19 Aug 2013

Forest owners trying to fool public, says Govt

6:39 am on 19 August 2013

The Government says forest owners are trying to fool the public into thinking they are being hard done by.

The Forest Owners Association believes the price of carbon in the Emissions Trading Scheme is too low and the scheme has been deliberately weakened by the Government.

It says that has the effect of removing the incentive for land owners to plant trees to store carbon, as well as removing the incentive for companies and people to invest in clean technology.

But Climate Change Minister Tim Groser says the association's criticisms of the way the Government runs the ETS are way off the mark.

"What they want is for you and me to pay them more than the international market price. It's as simple as that, it's self-interested comment and I take it as such.
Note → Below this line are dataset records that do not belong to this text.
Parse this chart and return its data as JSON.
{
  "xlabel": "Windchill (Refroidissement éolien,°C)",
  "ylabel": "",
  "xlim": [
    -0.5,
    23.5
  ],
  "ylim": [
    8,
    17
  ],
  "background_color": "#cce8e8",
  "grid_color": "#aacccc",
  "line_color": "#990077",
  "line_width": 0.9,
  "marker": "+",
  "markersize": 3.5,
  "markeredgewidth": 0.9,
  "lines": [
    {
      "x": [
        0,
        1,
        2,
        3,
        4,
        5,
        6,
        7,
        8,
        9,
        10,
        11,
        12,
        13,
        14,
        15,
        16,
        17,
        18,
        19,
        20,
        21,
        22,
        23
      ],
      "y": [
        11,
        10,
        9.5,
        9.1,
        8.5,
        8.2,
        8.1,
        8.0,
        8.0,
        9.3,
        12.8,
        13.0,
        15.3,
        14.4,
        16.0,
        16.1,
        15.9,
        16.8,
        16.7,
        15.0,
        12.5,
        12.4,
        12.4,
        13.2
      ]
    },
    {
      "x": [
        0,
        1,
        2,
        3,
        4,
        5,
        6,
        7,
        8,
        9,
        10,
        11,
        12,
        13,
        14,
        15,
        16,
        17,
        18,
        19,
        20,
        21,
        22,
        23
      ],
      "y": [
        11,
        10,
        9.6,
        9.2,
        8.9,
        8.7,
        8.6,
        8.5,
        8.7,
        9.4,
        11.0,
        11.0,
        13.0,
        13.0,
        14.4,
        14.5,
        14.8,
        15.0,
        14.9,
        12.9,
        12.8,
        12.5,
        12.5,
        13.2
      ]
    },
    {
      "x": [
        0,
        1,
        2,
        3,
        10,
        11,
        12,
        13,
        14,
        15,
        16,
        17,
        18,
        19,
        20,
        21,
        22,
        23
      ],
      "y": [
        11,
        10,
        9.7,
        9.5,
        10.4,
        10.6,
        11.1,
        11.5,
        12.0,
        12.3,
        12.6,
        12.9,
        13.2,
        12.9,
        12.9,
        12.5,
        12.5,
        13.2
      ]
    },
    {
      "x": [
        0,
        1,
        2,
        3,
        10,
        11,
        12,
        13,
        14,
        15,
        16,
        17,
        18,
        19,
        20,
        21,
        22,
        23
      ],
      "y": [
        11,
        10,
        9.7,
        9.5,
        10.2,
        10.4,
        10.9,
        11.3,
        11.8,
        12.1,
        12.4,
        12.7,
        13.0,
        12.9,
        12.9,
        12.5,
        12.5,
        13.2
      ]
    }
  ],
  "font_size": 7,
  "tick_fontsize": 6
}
"They're also trying to confuse New Zealanders by thinking that there is net deforestation taking place in New Zealand. Well, no there's not. In the four years from 2008 to 2012 New Zealand plantation foresters cut down 26,000 hectares of plantation forest. Sounds a lot? Well, not in relation to 1.7 million hectares.

Mr Groser says the foresters replanted 42,700 hectares with new plantation forests.

"That's what a plantation forest is about. You plant, you let it grow, you cut it down, you plant again," he says.

Mr Groser says people primarily plant trees for wood and people speaking for the industry should exercise a higher duty of care and not misinform the public.

However, the Parliamentary Commissioner for the Environment has said the Government has made a farce out of New Zealand's climate change commitments.